El recuerdo del pasado, mis aspiraciones para el futuro, el sentimiento de lo falso y desesperado de mi posición, continuó culto en mis, sentimientos bajo la apariencia de una calma engañosa. Aturdido por el canto de la sirena, que dentro de mi propio corazón oía, cerré ojos y oídos a cuanto pudiera señalarme un peligro y navegué acercándome cada vez más a las rocas fatales, de mi desgracia. Me despertó el alba, al fin, acusándome de mi propia debilidad. Fué la más leal, la más bondadosa de todas las luces, porque tácitamente venía de ella. Una noche como las demás nos despedimos. Mis labios, ni ese día ni otros anteriores, habían pronunciado la menor palabra que pudiera traicionarme o sorprenderla con el conocimiento de la verdad. Pero cuando por la mañana volvimos a encontrarnos, se había operado en ella un cambio, y esta transformación me lo dijo todo.
Me horroricé entonces, y todavía su recuerdo me produce espanto, al invadir el más, íntimo santuario de su corazón y abandonarlo a las miradas de los demás, como hice con el mío. Diré tan sólo que la primera vez que ella sorprendió mí secreto fué en el mismo momento, estoy seguro, en que sorprendió el suyo, y ocurrió esto cuando su modo de ser cambió con respecto a mí en una noche.
Demasiado leal para engañar a nadie, era también, al mismo tiempo, demasiado sincera para engañarse a sí misma. Cuando se manifestaron en su corazón los primeros síntomas de lo que yo, con toda cobardía, había callado en el mío, se enfrentó con ellos diciendo resuelta y sencillamente: «Lo siento por los dos».

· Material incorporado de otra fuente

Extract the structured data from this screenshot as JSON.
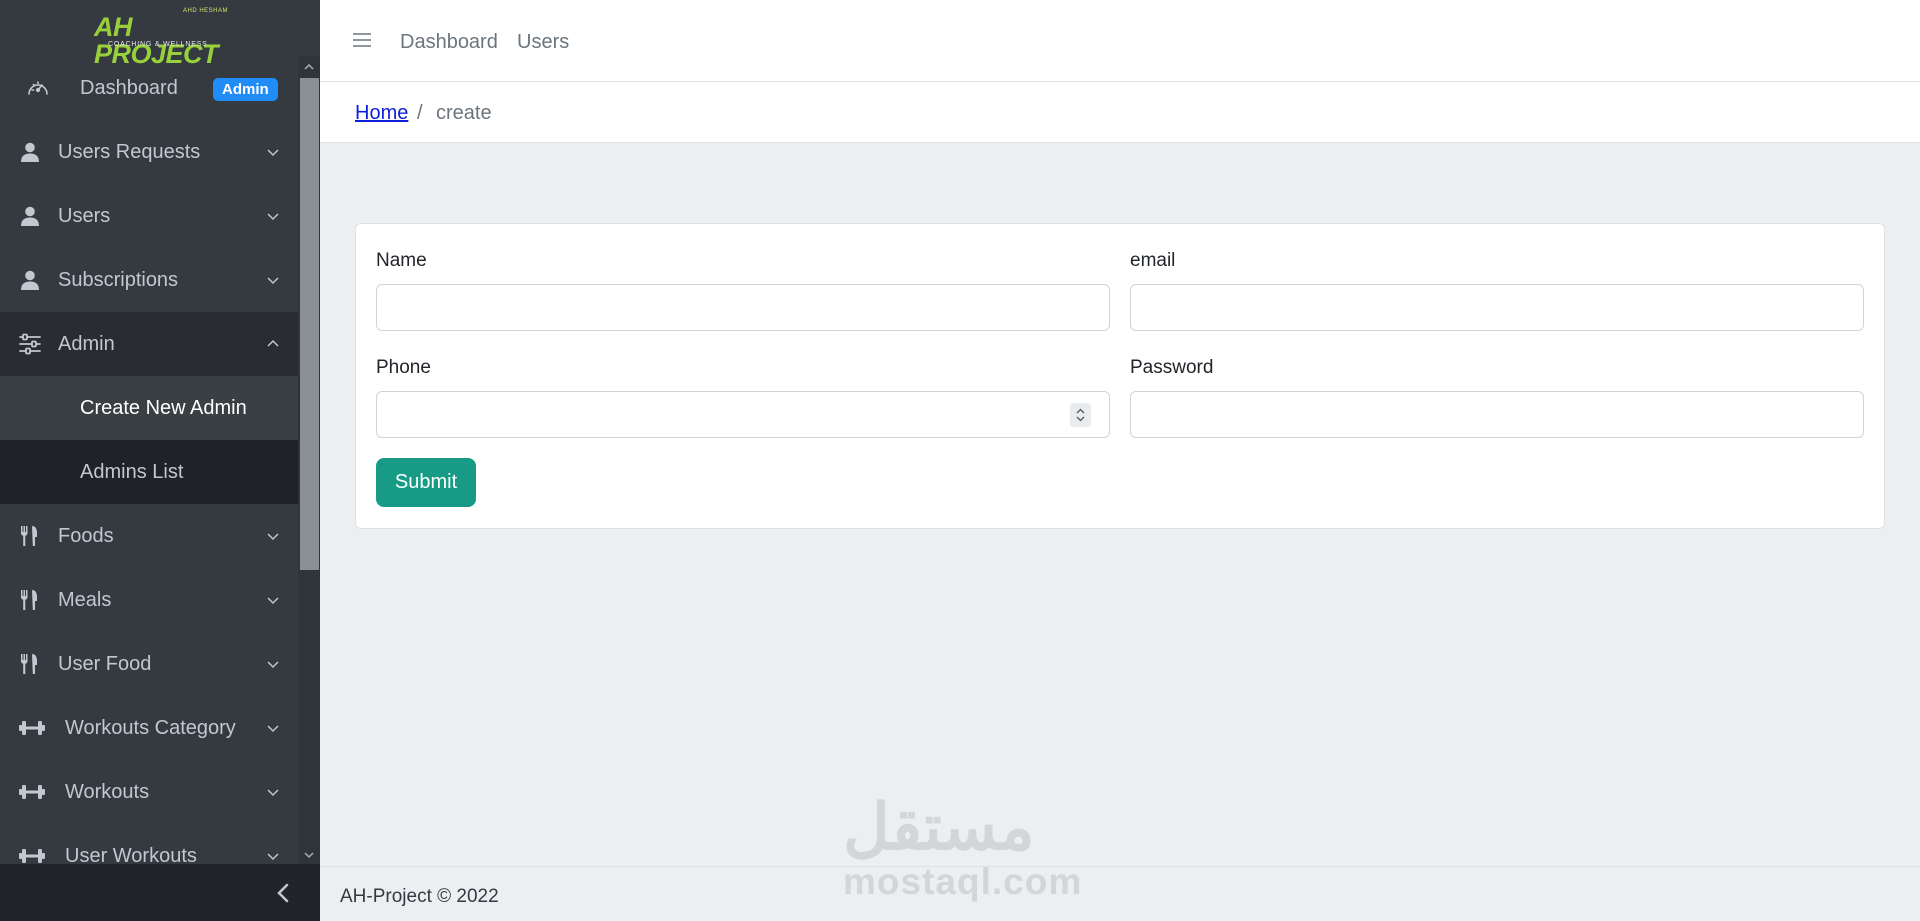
{
  "brand": {
    "small_text": "AHD HESHAM",
    "main_text": "AH PROJECT",
    "sub_text": "COACHING & WELLNESS"
  },
  "sidebar": {
    "dashboard": {
      "label": "Dashboard",
      "badge": "Admin",
      "icon": "speedometer-icon"
    },
    "items": [
      {
        "label": "Users Requests",
        "icon": "user-icon",
        "expanded": false
      },
      {
        "label": "Users",
        "icon": "user-icon",
        "expanded": false
      },
      {
        "label": "Subscriptions",
        "icon": "user-icon",
        "expanded": false
      },
      {
        "label": "Admin",
        "icon": "sliders-icon",
        "expanded": true,
        "children": [
          {
            "label": "Create New Admin",
            "current": true
          },
          {
            "label": "Admins List",
            "current": false
          }
        ]
      },
      {
        "label": "Foods",
        "icon": "utensils-icon",
        "expanded": false
      },
      {
        "label": "Meals",
        "icon": "utensils-icon",
        "expanded": false
      },
      {
        "label": "User Food",
        "icon": "utensils-icon",
        "expanded": false
      },
      {
        "label": "Workouts Category",
        "icon": "dumbbell-icon",
        "expanded": false
      },
      {
        "label": "Workouts",
        "icon": "dumbbell-icon",
        "expanded": false
      },
      {
        "label": "User Workouts",
        "icon": "dumbbell-icon",
        "expanded": false
      }
    ]
  },
  "topnav": {
    "links": [
      "Dashboard",
      "Users"
    ]
  },
  "breadcrumb": {
    "home": "Home",
    "separator": "/",
    "current": "create"
  },
  "form": {
    "name": {
      "label": "Name",
      "value": ""
    },
    "email": {
      "label": "email",
      "value": ""
    },
    "phone": {
      "label": "Phone",
      "value": ""
    },
    "password": {
      "label": "Password",
      "value": ""
    },
    "submit_label": "Submit"
  },
  "footer": {
    "text": "AH-Project © 2022"
  },
  "watermark": {
    "arabic": "مستقل",
    "latin": "mostaql.com"
  },
  "colors": {
    "sidebar_bg": "#343a40",
    "badge_bg": "#1f8cf7",
    "submit_bg": "#179b86",
    "link": "#0d1fd8",
    "logo_green": "#98d03b"
  }
}
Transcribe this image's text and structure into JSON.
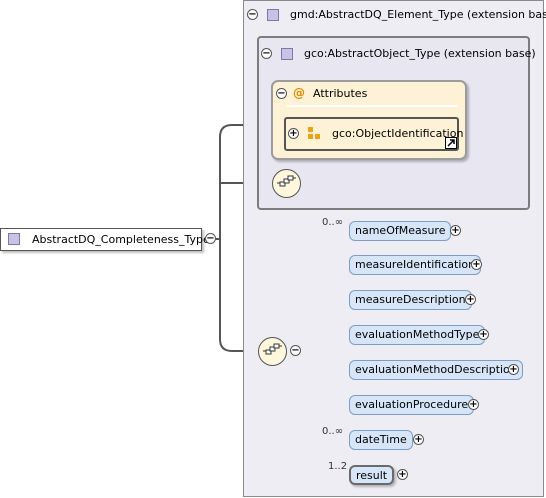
{
  "root": {
    "label": "AbstractDQ_Completeness_Type"
  },
  "ext_outer": {
    "label": "gmd:AbstractDQ_Element_Type (extension base)"
  },
  "ext_inner": {
    "label": "gco:AbstractObject_Type (extension base)"
  },
  "attributes": {
    "label": "Attributes",
    "item": "gco:ObjectIdentification"
  },
  "elements": [
    {
      "label": "nameOfMeasure",
      "card": "0..∞"
    },
    {
      "label": "measureIdentification",
      "card": ""
    },
    {
      "label": "measureDescription",
      "card": ""
    },
    {
      "label": "evaluationMethodType",
      "card": ""
    },
    {
      "label": "evaluationMethodDescription",
      "card": ""
    },
    {
      "label": "evaluationProcedure",
      "card": ""
    },
    {
      "label": "dateTime",
      "card": "0..∞"
    },
    {
      "label": "result",
      "card": "1..2"
    }
  ],
  "colors": {
    "element_fill": "#d6e5f7",
    "attribute_fill": "#fdf2d6",
    "extension_fill": "#efedf4"
  },
  "icons": [
    "collapse-icon",
    "expand-icon",
    "type-icon",
    "at-icon",
    "sequence-icon",
    "link-arrow-icon"
  ]
}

Yo, entonces, no supe interpretar, que esto, y muchas más cosas, decían sus miradas. Pero, en cambio, supe comprender claramente la transformación que experimentaron sus maneras, el crecimiento de su bondad y de su viveza para cumplir mis menores deseos aun antes de que los expresara; y luego, una desconocida tristeza y tirantez que yo nunca había visto en ella, además de una nerviosa ansiedad que la impulsaba a ocuparse febrilmente en algo cuando nos quedábamos solos. Ahora comprendía por qué aquellos dulces y rosados labios sonreían de una manera extraña y forzada, y por qué sus dulces ojos azules me contemplaban a veces con una angelical piedad y otras con la perplejidad inocente de un niño. Pero aún llegó más lejos la confusión de todo. Una muda expresión de temor, que era casi siempre un reproche, poníase de manifiesto en la frialdad de sus manos y en la rigidez antinatural y extraña de su rostro.